You could faithfully categorise Jim Morrison as the driving force of rock and roll. But truth be told, that seems to be a somewhat limiting term to prescribe. Morrison was a poetic vehicle – he wanted to be seen as a philosopher, and since the sixties, countercultures have embraced a duty to honouring his literary heroism. Morrison’s self-published book of poetry received a pretty underwhelming response in 1969, but in the summer of this year, I saw it on the shelves of countless stores along Sunset Boulevard. Taking a walk along the Ocean Front Walk in Venice, I met Morning Shot – a mural of Morrison that artist Rip Cronk created in 1991. Across the Atlantic, ‘ΚΑΤΑ ΤΟΝ ΔΑΙΜΟΝΑ ΕΑΥΤΟΥ’ sits on his grave in Paris’s Pere Lachaise – roughly translated as ‘true to his own spirit.’ Much like the minds of all great poets, that’s why Jim Morrison still – and always will – be important.

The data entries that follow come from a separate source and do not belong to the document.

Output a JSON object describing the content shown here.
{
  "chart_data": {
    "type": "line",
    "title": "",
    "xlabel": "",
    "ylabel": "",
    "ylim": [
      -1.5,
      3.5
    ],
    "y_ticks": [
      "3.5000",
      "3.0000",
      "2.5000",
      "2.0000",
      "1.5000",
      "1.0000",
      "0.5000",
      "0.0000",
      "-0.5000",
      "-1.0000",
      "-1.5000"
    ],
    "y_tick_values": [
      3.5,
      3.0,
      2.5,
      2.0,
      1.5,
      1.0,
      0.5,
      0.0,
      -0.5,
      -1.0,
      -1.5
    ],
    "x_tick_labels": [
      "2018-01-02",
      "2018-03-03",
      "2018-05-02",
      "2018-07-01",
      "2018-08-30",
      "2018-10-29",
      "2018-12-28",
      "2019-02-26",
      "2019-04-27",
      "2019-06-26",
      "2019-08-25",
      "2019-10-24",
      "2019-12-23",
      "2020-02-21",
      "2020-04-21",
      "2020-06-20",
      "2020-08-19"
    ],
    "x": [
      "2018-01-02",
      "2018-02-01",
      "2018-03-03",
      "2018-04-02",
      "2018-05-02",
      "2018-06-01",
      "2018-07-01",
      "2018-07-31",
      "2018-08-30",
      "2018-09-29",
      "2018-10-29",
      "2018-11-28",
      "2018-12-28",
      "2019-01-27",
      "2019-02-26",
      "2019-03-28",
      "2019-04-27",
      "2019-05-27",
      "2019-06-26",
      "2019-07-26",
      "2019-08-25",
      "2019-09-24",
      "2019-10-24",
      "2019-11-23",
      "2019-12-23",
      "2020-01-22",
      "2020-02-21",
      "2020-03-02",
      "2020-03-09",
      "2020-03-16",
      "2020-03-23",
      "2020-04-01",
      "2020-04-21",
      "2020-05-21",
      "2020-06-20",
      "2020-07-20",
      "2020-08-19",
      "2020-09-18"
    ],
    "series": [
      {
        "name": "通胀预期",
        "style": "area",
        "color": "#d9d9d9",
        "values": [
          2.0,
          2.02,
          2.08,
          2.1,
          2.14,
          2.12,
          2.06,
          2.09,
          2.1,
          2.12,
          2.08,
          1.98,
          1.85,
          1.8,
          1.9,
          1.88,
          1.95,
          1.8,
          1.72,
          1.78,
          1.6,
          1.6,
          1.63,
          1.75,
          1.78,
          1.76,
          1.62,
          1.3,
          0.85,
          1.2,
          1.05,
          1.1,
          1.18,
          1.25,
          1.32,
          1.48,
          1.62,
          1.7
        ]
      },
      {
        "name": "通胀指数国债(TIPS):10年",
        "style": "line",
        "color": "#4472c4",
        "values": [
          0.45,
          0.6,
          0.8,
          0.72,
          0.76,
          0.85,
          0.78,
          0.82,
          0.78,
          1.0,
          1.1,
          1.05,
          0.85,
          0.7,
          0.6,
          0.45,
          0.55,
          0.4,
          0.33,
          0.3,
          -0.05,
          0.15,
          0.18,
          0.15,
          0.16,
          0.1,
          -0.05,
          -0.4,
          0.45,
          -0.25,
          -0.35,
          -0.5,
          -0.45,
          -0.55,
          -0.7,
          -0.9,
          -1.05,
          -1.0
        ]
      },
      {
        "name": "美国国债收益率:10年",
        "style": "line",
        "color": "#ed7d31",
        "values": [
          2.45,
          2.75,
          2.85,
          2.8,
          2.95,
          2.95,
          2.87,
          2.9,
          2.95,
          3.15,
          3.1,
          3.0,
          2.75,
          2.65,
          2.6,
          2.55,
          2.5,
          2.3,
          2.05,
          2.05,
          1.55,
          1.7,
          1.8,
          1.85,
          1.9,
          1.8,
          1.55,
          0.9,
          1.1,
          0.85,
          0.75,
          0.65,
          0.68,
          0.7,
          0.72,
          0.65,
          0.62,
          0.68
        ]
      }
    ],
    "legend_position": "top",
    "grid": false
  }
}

For individuals who acknowledge the dreams and nightmares of modern existence, there’s a comfort in listening to the tongue of a man who first rendered free spirited life into lyrics. And speaking from a summer retrospect, that comfort is even clearer in Los Angeles: a space that has carved his symbolism into a way of life. 75 years on from his birth, Mr. Mojo is still rising.